Botulinum Toxin Injections
Injections into the palms temporarily block the nerve signals that trigger sweating. Each treatment involves multiple small injections across both palms and typically reduces sweating for three to six months before it gradually returns. The procedure is effective but comes with a significant downside: the palms are packed with nerve endings, making the injections quite painful. Most providers use nerve blocks or ice to numb the area beforehand.
Some people experience temporary weakness in grip strength after palm injections, though this is usually mild and resolves within a few weeks. The cost can be substantial since treatments need to be repeated multiple times per year, though insurance may cover it when other treatments have failed.
Surgery: Effective but With Trade-Offs
Endoscopic thoracic sympathectomy (ETS) is a surgical procedure that cuts or clamps the nerve pathway responsible for palm sweating. It’s the most definitive treatment available, and it works almost immediately. However, it comes with a well-documented trade-off called compensatory sweating: your body redirects sweat production to other areas, most commonly the back, chest, or thighs.

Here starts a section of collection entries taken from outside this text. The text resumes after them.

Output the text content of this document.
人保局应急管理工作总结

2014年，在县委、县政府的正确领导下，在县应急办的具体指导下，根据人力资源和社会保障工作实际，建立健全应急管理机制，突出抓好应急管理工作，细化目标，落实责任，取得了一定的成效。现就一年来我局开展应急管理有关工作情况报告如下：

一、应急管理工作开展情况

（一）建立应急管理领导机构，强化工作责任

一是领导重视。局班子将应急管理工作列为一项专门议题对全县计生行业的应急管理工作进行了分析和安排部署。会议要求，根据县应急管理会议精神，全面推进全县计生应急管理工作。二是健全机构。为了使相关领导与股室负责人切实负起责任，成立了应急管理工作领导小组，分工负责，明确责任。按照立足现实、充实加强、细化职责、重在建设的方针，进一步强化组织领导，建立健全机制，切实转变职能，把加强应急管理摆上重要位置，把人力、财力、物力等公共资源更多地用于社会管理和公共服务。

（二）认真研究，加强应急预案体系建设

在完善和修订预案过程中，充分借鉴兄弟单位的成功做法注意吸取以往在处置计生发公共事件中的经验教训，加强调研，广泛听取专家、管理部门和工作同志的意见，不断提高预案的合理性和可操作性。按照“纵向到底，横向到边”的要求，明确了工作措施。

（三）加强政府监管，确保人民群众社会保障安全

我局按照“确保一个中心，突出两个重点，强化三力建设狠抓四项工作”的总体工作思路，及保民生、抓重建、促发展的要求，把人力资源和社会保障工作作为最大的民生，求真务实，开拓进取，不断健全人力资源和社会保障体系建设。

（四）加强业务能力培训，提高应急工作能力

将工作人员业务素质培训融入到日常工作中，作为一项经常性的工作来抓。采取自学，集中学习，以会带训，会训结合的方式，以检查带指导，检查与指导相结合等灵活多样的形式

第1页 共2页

Compensatory sweating affects roughly 78% to 84% of patients who undergo the procedure. For some, this new sweating is mild and manageable. For others, it can be as bothersome as the original palm sweating, or worse. Because the surgery is largely irreversible, it’s generally reserved for severe cases where other treatments have failed and the impact on daily life is significant.
Everyday Habits That Help
While lifestyle changes alone won’t stop hyperhidrosis, they can reduce how often your sweating flares. Caffeine, alcohol, spicy foods, chocolate, and very hot foods or drinks all stimulate sweat production. Cutting back on these, particularly before situations where sweaty hands would be a problem, can make a noticeable difference at the margins.
Keeping a small pack of absorbent wipes or a handkerchief nearby gives you a quick fix before handshakes or when handling paper. Some people find that carrying a small bottle of hand antiperspirant for touch-ups helps during the day. Breathable, moisture-wicking materials in gloves (for those who wear them at work) also reduce the trapped-moisture feeling that makes sweating worse.
Stress and anxiety are major triggers for palm sweating, which creates an unfortunate cycle: you worry about sweaty hands, which makes your hands sweat more. Techniques that lower your baseline stress level, whether that’s regular exercise, deep breathing, or other approaches, can reduce how often your sympathetic nervous system kicks your sweat glands into high gear.
Choosing the Right Approach
Most dermatologists recommend starting with the least invasive option and working up. A clinical-strength antiperspirant is the simplest first step. If that falls short, iontophoresis offers the best combination of effectiveness and safety for palms specifically, with over 90% response rates and no systemic side effects. Oral medications are a good option if you sweat in multiple areas or if iontophoresis isn’t practical for your schedule. Botox injections fill the gap between medications and surgery. Surgery is a last resort, effective but with permanent trade-offs that need to be weighed carefully.
The right treatment depends on how much your sweating affects your daily life, your tolerance for side effects, and how much time you’re willing to invest in ongoing maintenance. Many people combine approaches, using a topical antiperspirant daily while doing iontophoresis sessions a few times a week, and find that the combination works better than either alone.